You are confusing two different functions: what in English is called
the cosine function and its inverse, the arccosine function.  (Sorry
I don't know any Dutch, but I assume that "cosinus" refers to the cosine.)


I don't know any dutch either, but I am pretty sure it does, since
most languages
seems to have borrowed the word from Latin's "cosinus". sinus -> sine,
cosinus -> cosine, those words are not too far from each other…

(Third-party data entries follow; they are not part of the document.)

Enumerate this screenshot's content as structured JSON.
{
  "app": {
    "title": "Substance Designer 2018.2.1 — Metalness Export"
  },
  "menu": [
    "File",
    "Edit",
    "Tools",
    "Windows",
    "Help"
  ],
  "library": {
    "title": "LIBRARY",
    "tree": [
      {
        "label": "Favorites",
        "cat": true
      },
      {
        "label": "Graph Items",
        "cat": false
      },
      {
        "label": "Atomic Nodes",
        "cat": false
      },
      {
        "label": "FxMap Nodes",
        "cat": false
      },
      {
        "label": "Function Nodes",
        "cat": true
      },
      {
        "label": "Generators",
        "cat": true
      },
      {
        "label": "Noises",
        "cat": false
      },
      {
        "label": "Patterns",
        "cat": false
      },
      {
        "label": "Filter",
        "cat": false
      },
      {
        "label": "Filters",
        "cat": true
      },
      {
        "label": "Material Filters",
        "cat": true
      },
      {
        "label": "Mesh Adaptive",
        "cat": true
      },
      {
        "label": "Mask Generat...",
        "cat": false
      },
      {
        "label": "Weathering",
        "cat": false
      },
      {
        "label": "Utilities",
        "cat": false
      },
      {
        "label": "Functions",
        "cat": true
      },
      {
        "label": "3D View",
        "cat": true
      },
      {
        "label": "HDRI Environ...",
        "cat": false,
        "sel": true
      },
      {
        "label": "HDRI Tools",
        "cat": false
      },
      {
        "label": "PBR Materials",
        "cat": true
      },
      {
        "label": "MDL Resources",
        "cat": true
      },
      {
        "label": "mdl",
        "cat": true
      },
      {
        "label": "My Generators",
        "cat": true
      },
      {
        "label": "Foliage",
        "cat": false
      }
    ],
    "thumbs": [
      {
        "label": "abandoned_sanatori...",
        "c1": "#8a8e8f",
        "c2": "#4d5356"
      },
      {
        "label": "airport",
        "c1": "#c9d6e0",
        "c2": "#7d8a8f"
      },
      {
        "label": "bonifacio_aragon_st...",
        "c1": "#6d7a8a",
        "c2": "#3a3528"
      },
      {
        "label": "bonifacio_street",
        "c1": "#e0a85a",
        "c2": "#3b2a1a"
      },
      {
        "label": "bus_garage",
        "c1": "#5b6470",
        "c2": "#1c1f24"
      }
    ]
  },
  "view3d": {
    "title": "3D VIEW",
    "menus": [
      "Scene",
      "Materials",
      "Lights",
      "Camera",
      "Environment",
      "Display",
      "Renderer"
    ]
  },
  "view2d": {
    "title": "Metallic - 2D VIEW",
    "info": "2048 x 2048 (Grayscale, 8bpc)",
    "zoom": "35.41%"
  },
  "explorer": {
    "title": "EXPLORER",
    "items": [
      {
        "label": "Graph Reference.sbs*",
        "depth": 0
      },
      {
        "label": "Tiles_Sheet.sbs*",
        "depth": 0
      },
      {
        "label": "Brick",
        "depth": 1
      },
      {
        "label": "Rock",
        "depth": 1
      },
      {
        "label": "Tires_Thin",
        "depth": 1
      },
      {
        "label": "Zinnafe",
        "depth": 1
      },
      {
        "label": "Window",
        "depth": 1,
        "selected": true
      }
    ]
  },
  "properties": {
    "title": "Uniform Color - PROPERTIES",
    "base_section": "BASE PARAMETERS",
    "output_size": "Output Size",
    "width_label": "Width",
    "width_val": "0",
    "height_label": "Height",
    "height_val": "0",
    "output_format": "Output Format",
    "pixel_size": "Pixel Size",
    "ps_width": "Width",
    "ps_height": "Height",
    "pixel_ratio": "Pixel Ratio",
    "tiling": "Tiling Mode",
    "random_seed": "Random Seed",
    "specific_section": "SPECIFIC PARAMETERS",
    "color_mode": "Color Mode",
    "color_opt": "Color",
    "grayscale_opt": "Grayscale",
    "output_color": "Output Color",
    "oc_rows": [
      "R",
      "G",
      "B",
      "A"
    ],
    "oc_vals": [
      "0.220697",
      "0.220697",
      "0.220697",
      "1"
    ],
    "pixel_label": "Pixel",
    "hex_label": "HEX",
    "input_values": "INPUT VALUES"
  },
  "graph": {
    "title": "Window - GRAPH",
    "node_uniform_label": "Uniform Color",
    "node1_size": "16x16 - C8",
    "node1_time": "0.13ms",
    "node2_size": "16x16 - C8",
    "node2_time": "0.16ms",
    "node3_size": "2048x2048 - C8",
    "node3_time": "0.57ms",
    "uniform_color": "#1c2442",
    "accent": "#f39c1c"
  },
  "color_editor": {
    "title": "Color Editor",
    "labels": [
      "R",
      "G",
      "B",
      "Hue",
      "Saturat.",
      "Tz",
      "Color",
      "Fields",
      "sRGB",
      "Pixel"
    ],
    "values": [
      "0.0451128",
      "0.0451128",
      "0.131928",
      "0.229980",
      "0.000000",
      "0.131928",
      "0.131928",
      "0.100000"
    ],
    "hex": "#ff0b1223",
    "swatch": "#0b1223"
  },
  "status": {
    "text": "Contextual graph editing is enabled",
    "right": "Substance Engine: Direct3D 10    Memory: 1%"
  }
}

If you are hoping to produce an angle from this calculation, what you
need must be the arccosine function, and you have evidently used this
correctly on your calculator and other computers to produce the
answer 0.70.  The arccosine function in OpenOffice Calc is ACOS,
whereas you have used the cosine function COS to produce the answer
0.72 - which is correct for cosine but not for arccosine.

As someone has already pointed out, you also have the conversion from
radians to degrees incorrect, and your answers in degrees is twice
what it should be.  The arccosine of 9.17/12 is 40.17 degrees and
=ACOS(9.17/12)*180/PI() in OpenOffice Calc correctly gives this.

Brian Barker


If ACOS doesn't work, try ARCCOS. I don't know about Dutch version, but the
cell function names are translated to Swedish (or in this case Latin…) for
the Swedish version. I also happen to know that the same goes for the
Norwegian version (function names in Norwegian). It's the same with Excel,
so I guess the reason for that it's done the same way in OpenOffice.org Calc
could be for compatibility with Excel.